Sustainable Eating Practices

  1. Eat more plants: Research consistently shows that animal foods have a much larger carbon and water footprint than plant foods. Farming animals for meat and dairy requires space and huge amounts of water and feed. The livestock industry alone generates nearly 15% of all man-made greenhouse gas emissions. With global meat consumption soaring 500% between 1992 and 2016, it is clear we need to rebalance our diets by prioritizing plants and moderating our intake of animal products. Plant-based foods have been demonstrated to be healthier compared to animal-based options.
  2. Grow some of your food: When you grow your food, it means that you have cut the need to transport food over long distances using vehicles that release emissions into the environment. It also means that you will help to absorb some carbon dioxide from the atmosphere using your food crops.

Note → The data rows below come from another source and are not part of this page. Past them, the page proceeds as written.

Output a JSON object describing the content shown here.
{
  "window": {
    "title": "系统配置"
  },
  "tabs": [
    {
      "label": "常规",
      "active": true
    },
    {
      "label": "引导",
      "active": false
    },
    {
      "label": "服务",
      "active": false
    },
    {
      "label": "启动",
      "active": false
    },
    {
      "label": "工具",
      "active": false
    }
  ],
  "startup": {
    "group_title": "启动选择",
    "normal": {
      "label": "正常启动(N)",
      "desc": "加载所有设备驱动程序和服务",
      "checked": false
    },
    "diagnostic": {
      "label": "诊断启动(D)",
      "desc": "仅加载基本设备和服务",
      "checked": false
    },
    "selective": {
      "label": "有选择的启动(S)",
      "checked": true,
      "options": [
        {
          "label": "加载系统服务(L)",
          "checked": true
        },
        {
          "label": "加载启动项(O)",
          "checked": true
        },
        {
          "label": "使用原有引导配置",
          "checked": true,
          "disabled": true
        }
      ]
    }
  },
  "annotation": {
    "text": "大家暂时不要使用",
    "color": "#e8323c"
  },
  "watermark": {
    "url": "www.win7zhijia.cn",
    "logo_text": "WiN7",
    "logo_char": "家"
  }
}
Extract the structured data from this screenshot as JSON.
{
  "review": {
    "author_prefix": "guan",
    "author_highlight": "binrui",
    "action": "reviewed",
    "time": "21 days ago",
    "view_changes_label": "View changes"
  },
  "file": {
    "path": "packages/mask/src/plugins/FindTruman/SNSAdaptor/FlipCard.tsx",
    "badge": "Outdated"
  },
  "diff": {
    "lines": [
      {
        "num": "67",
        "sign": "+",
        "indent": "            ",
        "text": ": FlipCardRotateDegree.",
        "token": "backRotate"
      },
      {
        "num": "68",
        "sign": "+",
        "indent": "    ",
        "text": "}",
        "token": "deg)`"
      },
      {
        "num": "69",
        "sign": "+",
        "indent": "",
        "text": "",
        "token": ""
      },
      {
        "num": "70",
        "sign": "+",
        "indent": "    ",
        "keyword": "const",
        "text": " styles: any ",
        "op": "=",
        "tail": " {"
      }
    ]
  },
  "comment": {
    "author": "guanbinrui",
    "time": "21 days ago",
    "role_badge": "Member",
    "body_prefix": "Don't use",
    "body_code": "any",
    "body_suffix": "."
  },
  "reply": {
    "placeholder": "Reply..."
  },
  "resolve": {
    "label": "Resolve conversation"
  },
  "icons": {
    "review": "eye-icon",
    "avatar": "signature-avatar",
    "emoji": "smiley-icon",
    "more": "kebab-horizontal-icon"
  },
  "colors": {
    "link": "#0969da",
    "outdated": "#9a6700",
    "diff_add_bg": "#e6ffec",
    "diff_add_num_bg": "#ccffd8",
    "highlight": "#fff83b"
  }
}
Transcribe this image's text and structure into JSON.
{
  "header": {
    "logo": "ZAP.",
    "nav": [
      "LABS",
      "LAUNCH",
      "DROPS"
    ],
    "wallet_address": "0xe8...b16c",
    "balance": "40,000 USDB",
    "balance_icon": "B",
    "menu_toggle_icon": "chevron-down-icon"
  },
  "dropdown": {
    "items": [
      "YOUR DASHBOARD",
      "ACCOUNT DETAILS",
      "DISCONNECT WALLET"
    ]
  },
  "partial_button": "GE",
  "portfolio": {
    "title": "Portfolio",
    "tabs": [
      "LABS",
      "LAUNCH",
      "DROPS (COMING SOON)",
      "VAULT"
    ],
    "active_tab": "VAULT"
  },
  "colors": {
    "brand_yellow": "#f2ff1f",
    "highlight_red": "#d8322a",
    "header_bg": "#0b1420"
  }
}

Growing your food does not mean you require a large piece of land. You can simply use a garden to grow kales, tomatoes, onions, and herbs. You can also use a balcony or window box to plant food crops in pots.
  3. Avoid wasting food: Today, the average home throws away about 30% of the food it purchases even though this is clearly a waste of resources and cash. To reduce wastage, it is advisable to carefully review your family’s food requirements and only buy enough quantities. Food preservation methods such as drying and cooling are worth exploring. You can simply freeze anything you can’t eat while it’s fresh or reduce moisture content by drying to make them last longer. If you can’t preserve it, there are so many people in need of food! Please give it out rather than waste it.
  4. Shop for produce that is in season: When possible, try to include seasonal produce from your local farm or shop in your diet. Eating foods out of season comes at a higher cost in terms of environmental impact and carbon footprint, since they likely had to travel a long distance to get to you.
  5. Eat Organic Foods: organic foods are grown with environmental sustainability consciousness. They encourage soil conservation practices such as manure application, composting and cover crops. In addition, they limit the use of harmful chemicals which makes them safer and healthier for you to eat and for the environment.
  6. Mindful Eating: Mindful means paying attention to your diet. When you eat mindfully, you focus on the kind of food, its source, packaging and nourishment to your body. Mindful eating would help you realize the right quantity to consume so you don’t eat too much or throw so much food away.